Another mining approach involves scraping human oriented text. Open Calais is a infrastructure example of this. Health Base is an end user application. These sites use patterns in human text to try to derive statements. This technique is easily foiled leading to incorrect observations. Mining can be used as a way to import non semantic sites, but occasionally misinterpreted data and unclear re-use policies hamper these efforts.
Intentional markup
Intentional semantic development involves explicit markup of text items. Most HTML documents today contain only text and links. Semantically marked up documents have explicit annotations about data objects, indicating them as entities such as people, places, dates, and so on. Relations (links) have explicit meanings.
In FOAF, we can indicate "me" links on our home page that indicate another representation of ourselves. We can indicate links to friends, business associates, and organizations. It quickly becomes apparent that decentralized Facebook sites will be enabled, where individuals can publish their information wherever they like, using whatever licenses they like, and sites like Facebook can provide their own views of these webs of data referring to embedded licenses like ccRel.
Standard RSS and Atom syndicated feeds are also gaining rich data, including geo location, that allow third party sites to create views based on distributed data.
Using RDFa and Microformats, annotations are added to regular HTML that give them semantic meaning. A person's information can be marked up with hCard, allowing you to "right click" on a web page to add that person to your address book. Similar formats exist for locations and events.

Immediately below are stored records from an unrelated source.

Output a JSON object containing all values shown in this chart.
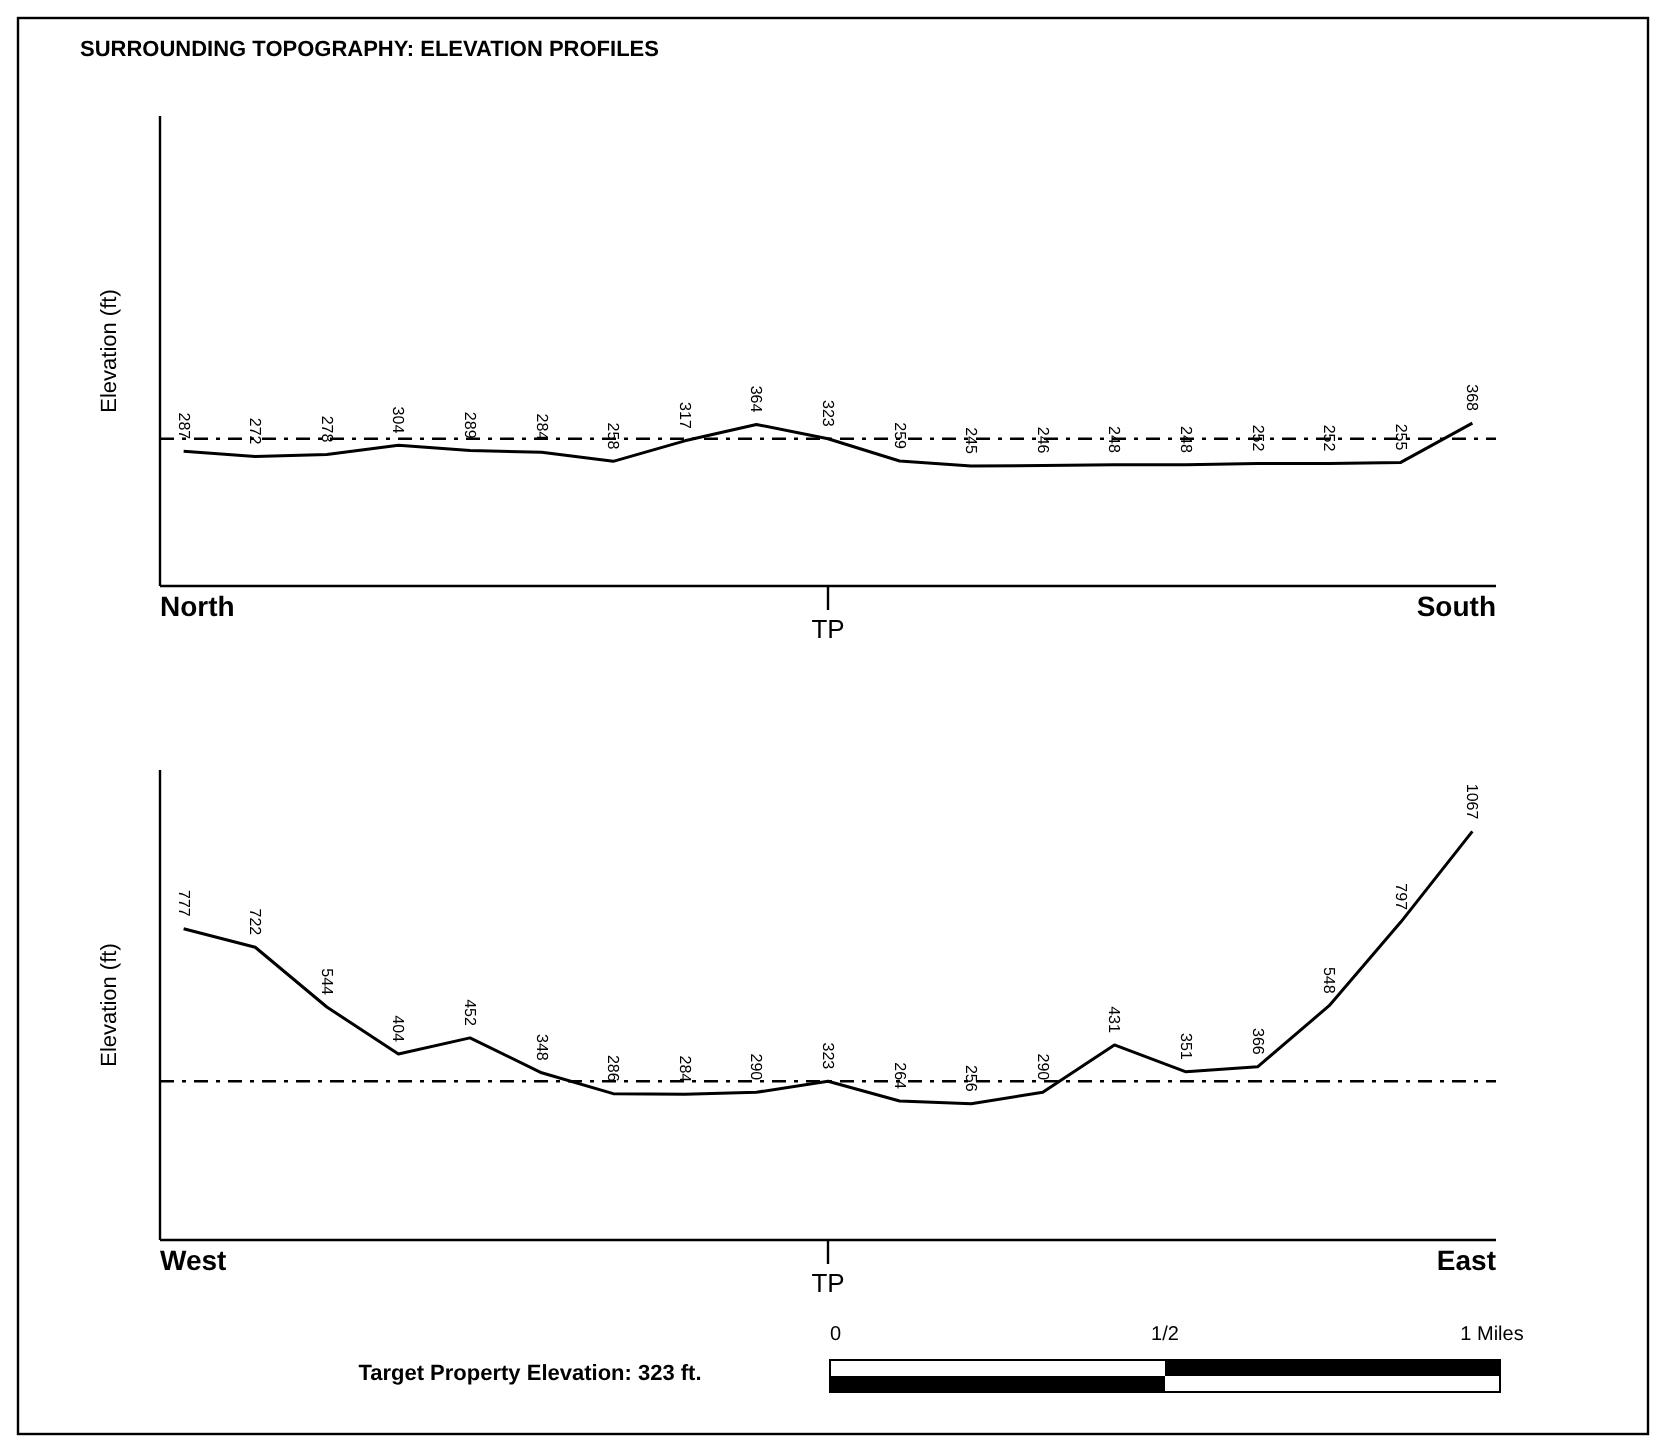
{
  "chart_data": [
    {
      "type": "line",
      "title": "SURROUNDING TOPOGRAPHY: ELEVATION PROFILES",
      "ylabel": "Elevation (ft)",
      "categories": [
        null,
        null,
        null,
        null,
        null,
        null,
        null,
        null,
        null,
        null,
        null,
        null,
        null,
        null,
        null,
        null,
        null,
        null,
        null
      ],
      "series": [
        {
          "color": "#000000",
          "values": [
            287,
            272,
            278,
            304,
            289,
            284,
            258,
            317,
            364,
            323,
            259,
            245,
            246,
            248,
            248,
            252,
            252,
            255,
            368
          ]
        }
      ],
      "data_labels": true,
      "ylim": [
        -100,
        1250
      ],
      "marker": "none",
      "line_style": "solid",
      "ref_lines": [
        {
          "axis": "y",
          "value": 323,
          "color": "#000000",
          "line_style": "dashdot"
        }
      ],
      "annotations": [
        "North",
        "TP",
        "South"
      ]
    },
    {
      "type": "line",
      "ylabel": "Elevation (ft)",
      "categories": [
        null,
        null,
        null,
        null,
        null,
        null,
        null,
        null,
        null,
        null,
        null,
        null,
        null,
        null,
        null,
        null,
        null,
        null,
        null
      ],
      "series": [
        {
          "color": "#000000",
          "values": [
            777,
            722,
            544,
            404,
            452,
            348,
            286,
            284,
            290,
            323,
            264,
            256,
            290,
            431,
            351,
            366,
            548,
            797,
            1067
          ]
        }
      ],
      "data_labels": true,
      "ylim": [
        -150,
        1250
      ],
      "marker": "none",
      "line_style": "solid",
      "ref_lines": [
        {
          "axis": "y",
          "value": 323,
          "color": "#000000",
          "line_style": "dashdot"
        }
      ],
      "annotations": [
        "West",
        "TP",
        "East",
        "Target Property Elevation: 323 ft.",
        "0",
        "1/2",
        "1 Miles"
      ]
    }
  ]
}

Google, Yahoo and others use these formats to make their results more reliable. Without them, information is guessed from overall content on a page. So if you searched for "frames," looking for picture frames, you would be likely to find a page that referred to "frames" in its navigation. RDFa and Microformats allow more reliable markup of subjects, allowing meta directories to embed reviews from any cooperating site rather than trying to do everything themselves - because these reviews link back to the originating site, it's a "win win win" situation, for the meta directory, originating site, and end user, with richer, less biased results when a critical mass is reached.
The heavyweight options are systems such as RDF and Topic Maps. They provide a complex interlinked way to describe arbitrary data. Today they are only used for specific projects, but as their use grows we can expect the web to become more interlinked, allowing an endless assemblage of information using the best references.
One way to 'intentionally' create semantic data is Semantic Mediawiki.